The Joint Committee of the House of Representatives investigating the arbitrary rise in cement prices has demanded that major producers provide documents on production costs to justify the current market price. This was announced by Rep. Jonathan Gaza (APC-Nasarawa), Chairman of the Joint Committee, during a public hearing in Abuja on Friday.
The committee plans to visit the production plants of companies like Dangote Cement Company and Lafarge Africa PLC to verify the cost of production and determine a fair price for cement in Nigeria. Gaza highlighted the need for detailed information on the companies’ average daily consumption of coal, gas, gypsum, limestone, clay, and laterite, as well as their average daily production of cement from 2020 to date.
He also requested data on imported and local components used in cement production, including their prices in both naira and dollars. Additionally, the companies are to provide a summary of monthly prices and quantities of cement produced from 2019 to date, along with their audited accounts, bills of lading, and duties paid to customs during the period under review.
Gaza emphasized the need for transparency regarding tax waivers and other incentives enjoyed by the companies, as well as gas and explosives contract details.
Rep. Dabo Ismail (APC-Bauchi State) noted that despite sourcing most raw materials locally, Dangote Cement Company continued to post significant profits, questioning the justification for the rising cement prices. In 2022, Dangote Cement declared a profit of N524 billion, which increased to N553 billion in 2023, with a profit of N166.4 billion so far in 2024.
Dangote Cement’s Group Managing Director, Arvind Pathack, attributed the price hike to several factors, including a 100 to 333 percent increase in the cost of key input materials like gas, AGO, gypsum, imported coal, spare parts, new trucks, and tyres. Pathack explained that 95 percent of production costs are either imported or linked to forex, with insufficient forex provision from the Central Bank of Nigeria (CBN) forcing the company to engage in international sales and source from the parallel market.

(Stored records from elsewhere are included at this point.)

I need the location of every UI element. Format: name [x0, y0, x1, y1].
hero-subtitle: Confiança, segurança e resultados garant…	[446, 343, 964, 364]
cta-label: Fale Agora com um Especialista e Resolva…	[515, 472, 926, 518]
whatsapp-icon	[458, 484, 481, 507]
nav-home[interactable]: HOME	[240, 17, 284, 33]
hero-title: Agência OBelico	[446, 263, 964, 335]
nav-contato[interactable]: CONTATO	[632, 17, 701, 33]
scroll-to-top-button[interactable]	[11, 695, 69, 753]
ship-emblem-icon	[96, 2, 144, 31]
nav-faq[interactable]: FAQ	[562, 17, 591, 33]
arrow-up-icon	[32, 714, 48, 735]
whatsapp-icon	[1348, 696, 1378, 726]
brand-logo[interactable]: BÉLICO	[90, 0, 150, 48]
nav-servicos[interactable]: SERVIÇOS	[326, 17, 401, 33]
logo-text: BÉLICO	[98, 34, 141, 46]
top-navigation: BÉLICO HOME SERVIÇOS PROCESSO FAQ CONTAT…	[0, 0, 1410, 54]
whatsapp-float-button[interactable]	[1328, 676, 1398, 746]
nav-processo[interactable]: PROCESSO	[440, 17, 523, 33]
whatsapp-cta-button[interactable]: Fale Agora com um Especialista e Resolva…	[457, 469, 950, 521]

Pathack also cited logistics issues such as poor road conditions, longer delivery times, increased truck maintenance, and higher delivery costs. He added that a lack of sufficient forex to settle trade obligations had resulted in forex losses of N150 billion per annum, coupled with a 30 percent interest rate on loans.
Despite these challenges, Pathack claimed that cement prices in Nigeria, when converted to dollars, were among the cheapest in Africa, with a bag of cement selling for $4.43 compared to $7.8 in Benin, $6.6 in Togo, $7.8 in Ghana, and $4.4 in India.
The committee urged cement companies to review their policies and operations to reduce prices. Chairman Gaza expressed hope that the engagement would lead to a price reduction, blaming the high costs on the Federal Competition Consumer Protection Commission’s (FCCPC) inaction. He criticized the FCCPC for failing to protect consumers against middlemen who significantly mark up cement prices.
“We are extremely hopeful that this engagement will lead to a reduction in the price of cement. FCCPC has slept on their functions so far; their inactivity and non-responsiveness to price is what has put Nigeria where we are today,” Gaza stated.